If a, b and c are real numbers and $\Delta =\left|\begin{array}{ccc}b+c& c+a& a+b\\ c+a& a+b& b+c\\ a+b& b+c& c+a\end{array}\right|=0$, Show that either a+b+c=0 or a=b=c.

Answer 1

Given, $\Delta =\left|\begin{array}{ccc}b+c& c+a& a+b\\ c+a& a+b& b+c\\ a+b& b+c& c+a\end{array}\right|=\left|\begin{array}{ccc}2(a+b+c)& c+a& a+b\\ 2(a+b+c)& a+b& b+c\\ 2(a+b+c)& b+c& c+a\end{array}\right|$
(using $C_1\to C_1+C_2+C_3$)
$=2(a+b+c)\left|\begin{array}{ccc}1& c+a& a+b\\ 1& a+b& b+c\\ 1& b+c& a+b\end{array}\right|$ (Taking out factor 2(a+b+c) from $C_1$)
$=2(a+b+c)\left|\begin{array}{ccc}1& c+a& a+b\\ 0& b-c& c-a\\ 0& b-a& c-b\end{array}\right|$ (using $R_2\to R_2-R_1,R_3\to R_3-R_1$)

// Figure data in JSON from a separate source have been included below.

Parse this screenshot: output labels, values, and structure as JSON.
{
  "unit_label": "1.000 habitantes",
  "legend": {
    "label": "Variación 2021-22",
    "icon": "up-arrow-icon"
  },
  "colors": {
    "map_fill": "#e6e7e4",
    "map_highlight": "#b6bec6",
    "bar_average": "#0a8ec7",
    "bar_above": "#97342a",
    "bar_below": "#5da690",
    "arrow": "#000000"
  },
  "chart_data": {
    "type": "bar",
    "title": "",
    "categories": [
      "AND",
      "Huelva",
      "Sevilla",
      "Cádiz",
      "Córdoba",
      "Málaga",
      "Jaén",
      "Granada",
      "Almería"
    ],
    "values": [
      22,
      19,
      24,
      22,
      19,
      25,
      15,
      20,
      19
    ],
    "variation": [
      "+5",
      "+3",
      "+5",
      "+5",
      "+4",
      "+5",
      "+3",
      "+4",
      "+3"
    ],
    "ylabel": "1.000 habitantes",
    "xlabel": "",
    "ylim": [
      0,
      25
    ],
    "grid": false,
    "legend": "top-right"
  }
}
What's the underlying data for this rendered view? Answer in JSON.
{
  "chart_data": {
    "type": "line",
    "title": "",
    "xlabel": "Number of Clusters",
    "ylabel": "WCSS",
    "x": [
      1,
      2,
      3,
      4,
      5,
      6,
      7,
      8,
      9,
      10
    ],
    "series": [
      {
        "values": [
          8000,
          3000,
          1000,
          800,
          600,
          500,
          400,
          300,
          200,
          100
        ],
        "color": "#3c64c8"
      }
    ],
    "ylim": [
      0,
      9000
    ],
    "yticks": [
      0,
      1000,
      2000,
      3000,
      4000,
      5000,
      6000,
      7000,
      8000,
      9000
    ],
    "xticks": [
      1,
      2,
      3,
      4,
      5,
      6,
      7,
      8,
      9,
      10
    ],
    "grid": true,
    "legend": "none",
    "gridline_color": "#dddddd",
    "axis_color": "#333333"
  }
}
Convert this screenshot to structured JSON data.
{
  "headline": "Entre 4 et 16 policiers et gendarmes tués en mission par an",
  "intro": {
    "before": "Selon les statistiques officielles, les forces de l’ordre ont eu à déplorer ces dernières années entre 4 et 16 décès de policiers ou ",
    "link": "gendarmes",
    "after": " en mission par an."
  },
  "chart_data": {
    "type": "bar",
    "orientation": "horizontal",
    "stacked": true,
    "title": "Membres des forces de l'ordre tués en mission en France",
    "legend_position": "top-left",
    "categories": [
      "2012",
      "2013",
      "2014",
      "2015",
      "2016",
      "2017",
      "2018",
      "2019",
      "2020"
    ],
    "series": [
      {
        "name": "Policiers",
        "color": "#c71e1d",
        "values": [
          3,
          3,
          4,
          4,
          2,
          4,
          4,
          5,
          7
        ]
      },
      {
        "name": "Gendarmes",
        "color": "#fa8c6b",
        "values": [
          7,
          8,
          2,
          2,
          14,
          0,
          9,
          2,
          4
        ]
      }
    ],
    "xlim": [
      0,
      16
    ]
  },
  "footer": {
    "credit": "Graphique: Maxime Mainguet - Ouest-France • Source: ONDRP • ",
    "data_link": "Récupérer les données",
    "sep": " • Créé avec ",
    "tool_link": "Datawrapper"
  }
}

By expanding along $C_1$, we get
$=2\left(a\right)+b+c\left[\right(b-c\left)\right(c-b)-(b-a\left)\right(c-a\left)\right]=2(a+b+c)[bc-c^2-b^2+bc-bc+ac+ab-a^2]=2(a+b+c)[ab+bc+ca-a^2-b^2-c^2]$
It is given that $\Delta =0$
$\therefore (a+b+c)\times 2[ab+bc+ca-a^2-b^2-c^2]=0$
$\Rightarrow$ Either $(a+b+c)=0or2(ab+bc+ca-a^2-b^2-c^2)=0$
If $2[ab+bc+ca-a^2-b^2-c^2]=0$
$\Rightarrow -(2a^2+2b^2+2c^2-2ab-2bc-2ca)=0$
[Taking negative sign common]
$\Rightarrow 2a^2+2b^2+2c^2-2ab-2bc-2ca=0\Rightarrow (a^2+b^2-2ab)+(b^2+c^2-2bc)+(c^2+a^2-2ca)=0\Rightarrow (a-b{)}^2+(b-c{)}^2+(c-a{)}^2=0[\because (x-y{)}^2=x^2+y^2-2xy]$
$\Rightarrow (a-b{)}^2=(b-c{)}^2(c-a{)}^2=0$ [$\because (a-b{)}^2,(b-c{)}^2,(c-a{)}^2$ are positive]
$\Rightarrow a=b=c$
Hence, if $\Delta =0$, then either $a+b+c=0ora=b=c$.